Проблема социального значения крестьянских нарративов о колдовстве, порче и сглазе нуждается в специальном анализе. Вероятно, однако, что в определенных кризисных ситуациях, будь то эпидемия, неурожай, матримониальные неурядицы и т. п., магические способы определения имени колдуна вкупе с попытками изгнать его из общины или убить служили эффективным средством для снятия социального напряжения. Естественно, что «козлом отпущения» в такой ситуации легко мог стать человек, не имевший никакого отношения к магическим практикам, но вызывавший недоверие или раздражение односельчан в силу девиантности своего поведения. Существует несколько устойчивых мотивов крестьянских мифологических рассказов об идентификации личности колдуна: при помощи специального магического приема его вынуждают прийти в ту избу, где он сделал порчу; знахарь показывает лицо колдуна в блюдце или стакане с наговоренной водой и предлагает жертве колдовства выколоть портежнику глаз, в результате чего тот действительно кривеет; колдуна-оборотня узнают по отметине или травме, полученной им в облике животного и т. п.
[851] В повседневном крестьянском обиходе существовала и практика слежки за колдунами — особенно в календарные даты, предполагающие особую колдовскую активность (Великий Четверг, Иванов день и др.). Вот, например, что рассказывает об этом гдовская крестьянка:
Собиратель: А не говорили, что колдун может у коровы молоко отбирать как-то?

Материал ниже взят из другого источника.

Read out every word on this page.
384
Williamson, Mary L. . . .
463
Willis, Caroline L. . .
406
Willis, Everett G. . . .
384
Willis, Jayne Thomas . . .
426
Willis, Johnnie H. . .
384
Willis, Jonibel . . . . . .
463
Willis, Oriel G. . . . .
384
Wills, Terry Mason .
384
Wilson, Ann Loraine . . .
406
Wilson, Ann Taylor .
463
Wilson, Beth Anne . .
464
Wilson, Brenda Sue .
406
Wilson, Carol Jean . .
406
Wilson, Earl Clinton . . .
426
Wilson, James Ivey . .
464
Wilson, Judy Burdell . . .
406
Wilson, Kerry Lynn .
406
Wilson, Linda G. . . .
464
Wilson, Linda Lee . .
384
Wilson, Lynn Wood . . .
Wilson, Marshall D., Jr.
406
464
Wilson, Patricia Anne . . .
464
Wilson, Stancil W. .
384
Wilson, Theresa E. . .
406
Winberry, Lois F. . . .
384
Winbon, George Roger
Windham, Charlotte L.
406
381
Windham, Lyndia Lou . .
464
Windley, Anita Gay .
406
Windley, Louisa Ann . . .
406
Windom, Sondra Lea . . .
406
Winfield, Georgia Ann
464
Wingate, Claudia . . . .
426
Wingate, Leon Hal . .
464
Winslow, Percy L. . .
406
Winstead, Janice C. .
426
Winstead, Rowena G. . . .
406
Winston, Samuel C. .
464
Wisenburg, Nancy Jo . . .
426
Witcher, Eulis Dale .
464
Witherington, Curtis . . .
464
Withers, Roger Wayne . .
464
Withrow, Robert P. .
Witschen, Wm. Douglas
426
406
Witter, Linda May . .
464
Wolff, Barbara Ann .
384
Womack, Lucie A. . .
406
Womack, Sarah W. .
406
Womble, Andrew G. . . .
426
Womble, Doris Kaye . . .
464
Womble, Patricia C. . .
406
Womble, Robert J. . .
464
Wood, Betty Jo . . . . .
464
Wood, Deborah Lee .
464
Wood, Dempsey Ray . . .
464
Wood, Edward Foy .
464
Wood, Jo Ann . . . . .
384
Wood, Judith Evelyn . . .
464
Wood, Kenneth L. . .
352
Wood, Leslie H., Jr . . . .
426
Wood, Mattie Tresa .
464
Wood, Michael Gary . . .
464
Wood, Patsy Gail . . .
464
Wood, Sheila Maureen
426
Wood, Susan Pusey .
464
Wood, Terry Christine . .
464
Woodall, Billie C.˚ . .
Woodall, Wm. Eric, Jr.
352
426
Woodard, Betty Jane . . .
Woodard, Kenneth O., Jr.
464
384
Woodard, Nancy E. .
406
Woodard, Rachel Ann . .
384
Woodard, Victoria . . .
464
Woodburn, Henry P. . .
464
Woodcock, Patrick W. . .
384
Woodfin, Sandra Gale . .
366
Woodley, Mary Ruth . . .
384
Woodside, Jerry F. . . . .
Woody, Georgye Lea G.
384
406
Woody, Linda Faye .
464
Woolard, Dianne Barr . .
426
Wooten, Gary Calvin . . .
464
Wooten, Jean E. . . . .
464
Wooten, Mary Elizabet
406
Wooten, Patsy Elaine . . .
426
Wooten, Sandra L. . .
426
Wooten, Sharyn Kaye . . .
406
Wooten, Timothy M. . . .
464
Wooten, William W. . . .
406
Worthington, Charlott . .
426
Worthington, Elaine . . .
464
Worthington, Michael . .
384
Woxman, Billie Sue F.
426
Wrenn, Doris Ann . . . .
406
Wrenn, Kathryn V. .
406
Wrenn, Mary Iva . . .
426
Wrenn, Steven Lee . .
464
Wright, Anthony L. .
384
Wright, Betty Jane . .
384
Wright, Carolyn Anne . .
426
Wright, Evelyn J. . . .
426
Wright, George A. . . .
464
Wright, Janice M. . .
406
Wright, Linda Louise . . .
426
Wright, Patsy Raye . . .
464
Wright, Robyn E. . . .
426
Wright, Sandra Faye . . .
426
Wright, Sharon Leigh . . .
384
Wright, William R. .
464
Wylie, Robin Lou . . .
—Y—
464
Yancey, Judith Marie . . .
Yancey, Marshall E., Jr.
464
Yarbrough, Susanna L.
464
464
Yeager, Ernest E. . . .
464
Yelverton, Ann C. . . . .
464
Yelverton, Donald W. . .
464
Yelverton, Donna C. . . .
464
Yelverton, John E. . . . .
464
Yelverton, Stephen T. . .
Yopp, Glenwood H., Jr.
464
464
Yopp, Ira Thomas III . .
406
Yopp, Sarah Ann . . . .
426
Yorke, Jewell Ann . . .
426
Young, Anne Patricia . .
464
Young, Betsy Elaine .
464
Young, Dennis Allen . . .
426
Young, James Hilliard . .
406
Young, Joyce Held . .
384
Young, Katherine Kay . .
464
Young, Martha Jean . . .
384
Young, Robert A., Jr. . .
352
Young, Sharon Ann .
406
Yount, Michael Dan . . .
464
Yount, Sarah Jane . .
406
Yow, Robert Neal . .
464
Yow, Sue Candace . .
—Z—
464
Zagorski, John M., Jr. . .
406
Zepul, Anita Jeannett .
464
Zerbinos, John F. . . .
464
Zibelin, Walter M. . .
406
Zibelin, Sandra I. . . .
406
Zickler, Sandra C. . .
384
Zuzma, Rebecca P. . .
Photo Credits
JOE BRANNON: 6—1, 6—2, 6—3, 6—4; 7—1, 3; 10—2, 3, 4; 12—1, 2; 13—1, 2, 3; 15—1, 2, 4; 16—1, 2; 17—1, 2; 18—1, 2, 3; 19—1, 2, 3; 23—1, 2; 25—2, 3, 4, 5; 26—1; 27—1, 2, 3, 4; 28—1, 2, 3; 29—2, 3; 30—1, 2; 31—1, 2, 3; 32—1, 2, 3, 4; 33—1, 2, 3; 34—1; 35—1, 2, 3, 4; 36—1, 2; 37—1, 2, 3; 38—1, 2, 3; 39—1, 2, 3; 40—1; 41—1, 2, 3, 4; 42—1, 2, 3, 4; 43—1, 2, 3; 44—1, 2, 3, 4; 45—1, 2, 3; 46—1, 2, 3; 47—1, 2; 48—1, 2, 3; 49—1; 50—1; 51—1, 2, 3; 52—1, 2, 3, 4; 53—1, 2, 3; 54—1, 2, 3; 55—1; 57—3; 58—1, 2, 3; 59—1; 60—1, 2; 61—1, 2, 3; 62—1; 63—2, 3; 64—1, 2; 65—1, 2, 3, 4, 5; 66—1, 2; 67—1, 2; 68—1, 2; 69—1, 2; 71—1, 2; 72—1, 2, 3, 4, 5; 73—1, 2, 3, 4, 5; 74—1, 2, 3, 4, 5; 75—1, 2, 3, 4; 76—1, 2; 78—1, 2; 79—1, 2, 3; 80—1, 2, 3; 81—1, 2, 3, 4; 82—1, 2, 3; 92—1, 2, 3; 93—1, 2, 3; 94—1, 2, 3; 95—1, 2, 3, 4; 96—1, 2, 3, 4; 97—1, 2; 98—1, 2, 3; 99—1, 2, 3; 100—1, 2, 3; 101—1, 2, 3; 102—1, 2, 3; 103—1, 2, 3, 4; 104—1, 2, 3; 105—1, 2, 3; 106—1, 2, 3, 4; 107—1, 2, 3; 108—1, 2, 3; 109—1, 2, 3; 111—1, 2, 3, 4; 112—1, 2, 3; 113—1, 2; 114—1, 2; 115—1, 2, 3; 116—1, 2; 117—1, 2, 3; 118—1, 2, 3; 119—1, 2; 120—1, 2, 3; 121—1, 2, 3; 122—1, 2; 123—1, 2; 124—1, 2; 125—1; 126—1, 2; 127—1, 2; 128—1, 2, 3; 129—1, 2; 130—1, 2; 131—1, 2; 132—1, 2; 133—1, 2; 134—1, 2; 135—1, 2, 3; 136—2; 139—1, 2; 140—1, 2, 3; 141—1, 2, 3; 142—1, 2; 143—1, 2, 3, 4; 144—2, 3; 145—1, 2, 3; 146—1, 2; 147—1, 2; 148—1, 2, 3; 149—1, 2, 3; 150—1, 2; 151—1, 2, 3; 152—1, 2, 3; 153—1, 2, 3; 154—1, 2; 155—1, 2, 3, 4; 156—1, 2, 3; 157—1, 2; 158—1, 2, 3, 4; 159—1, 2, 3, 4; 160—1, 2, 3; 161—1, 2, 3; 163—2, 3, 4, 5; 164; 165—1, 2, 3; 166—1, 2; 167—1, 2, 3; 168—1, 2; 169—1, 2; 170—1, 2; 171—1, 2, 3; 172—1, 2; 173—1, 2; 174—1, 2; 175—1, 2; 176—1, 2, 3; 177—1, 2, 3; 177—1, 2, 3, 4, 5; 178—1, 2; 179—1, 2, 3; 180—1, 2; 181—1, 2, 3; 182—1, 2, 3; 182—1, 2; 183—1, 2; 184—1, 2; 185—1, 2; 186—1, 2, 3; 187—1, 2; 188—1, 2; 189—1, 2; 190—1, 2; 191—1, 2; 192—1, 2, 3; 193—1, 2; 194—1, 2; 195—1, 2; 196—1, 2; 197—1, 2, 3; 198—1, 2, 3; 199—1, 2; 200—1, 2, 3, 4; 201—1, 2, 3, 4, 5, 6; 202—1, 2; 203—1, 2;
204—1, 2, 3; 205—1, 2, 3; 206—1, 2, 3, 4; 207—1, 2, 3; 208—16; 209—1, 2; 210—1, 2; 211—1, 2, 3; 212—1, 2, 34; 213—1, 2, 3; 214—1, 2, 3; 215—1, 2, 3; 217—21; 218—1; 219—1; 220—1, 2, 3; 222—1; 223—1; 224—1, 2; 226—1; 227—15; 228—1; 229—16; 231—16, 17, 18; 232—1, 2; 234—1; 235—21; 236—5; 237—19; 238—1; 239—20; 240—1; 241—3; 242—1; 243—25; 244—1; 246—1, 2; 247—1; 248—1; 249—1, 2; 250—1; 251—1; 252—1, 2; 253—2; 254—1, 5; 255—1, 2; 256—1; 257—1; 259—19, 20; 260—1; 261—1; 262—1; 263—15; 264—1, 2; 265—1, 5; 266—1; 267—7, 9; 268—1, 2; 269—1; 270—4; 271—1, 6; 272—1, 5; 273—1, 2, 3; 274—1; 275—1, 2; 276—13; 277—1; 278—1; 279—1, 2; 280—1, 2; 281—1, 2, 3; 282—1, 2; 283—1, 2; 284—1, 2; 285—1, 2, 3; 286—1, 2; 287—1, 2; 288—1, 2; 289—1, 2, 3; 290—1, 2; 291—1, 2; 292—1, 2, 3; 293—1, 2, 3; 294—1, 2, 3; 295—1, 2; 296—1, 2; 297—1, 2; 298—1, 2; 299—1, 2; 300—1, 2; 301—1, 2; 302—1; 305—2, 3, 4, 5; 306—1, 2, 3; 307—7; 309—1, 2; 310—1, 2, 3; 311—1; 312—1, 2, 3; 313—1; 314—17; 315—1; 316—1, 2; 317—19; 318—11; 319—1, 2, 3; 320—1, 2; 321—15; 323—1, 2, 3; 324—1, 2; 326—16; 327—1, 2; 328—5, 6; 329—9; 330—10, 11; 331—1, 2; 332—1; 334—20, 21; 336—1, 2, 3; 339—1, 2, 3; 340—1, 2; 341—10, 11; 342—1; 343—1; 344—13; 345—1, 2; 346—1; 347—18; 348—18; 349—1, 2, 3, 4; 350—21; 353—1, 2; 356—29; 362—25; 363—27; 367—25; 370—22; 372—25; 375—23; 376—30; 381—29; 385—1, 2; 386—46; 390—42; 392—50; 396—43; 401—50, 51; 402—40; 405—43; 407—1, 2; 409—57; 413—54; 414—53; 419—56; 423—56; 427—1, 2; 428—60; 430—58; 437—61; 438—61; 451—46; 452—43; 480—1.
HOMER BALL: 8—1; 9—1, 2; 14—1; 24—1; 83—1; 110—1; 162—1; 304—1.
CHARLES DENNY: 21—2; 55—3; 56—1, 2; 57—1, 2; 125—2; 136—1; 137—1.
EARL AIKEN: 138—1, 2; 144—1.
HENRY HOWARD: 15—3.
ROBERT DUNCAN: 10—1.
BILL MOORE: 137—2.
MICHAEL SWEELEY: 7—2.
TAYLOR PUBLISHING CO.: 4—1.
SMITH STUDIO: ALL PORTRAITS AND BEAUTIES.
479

Информант: Все говорили! Все. Все. И вот однажды сидели... эты... ребята. Сидели. Вот на этот Великой Четверег. Это. И вот моя дочка... по-моему, сидела. Вот решили покараулить. А у ней на крыши — на своей крыши — было сделано... Вот крыша — я ниче не знаю, так у меня ниче не сделано, а у ней вот на этой вот посреди крыши вот сделана такая дырка. И вот как ветер, вот... это... так отхлестнет — это шифера прибита резинова — и опять захлестнет. И вот все это говорили, што вот эта — чужих коров ей молоко носи в эту дырку черти.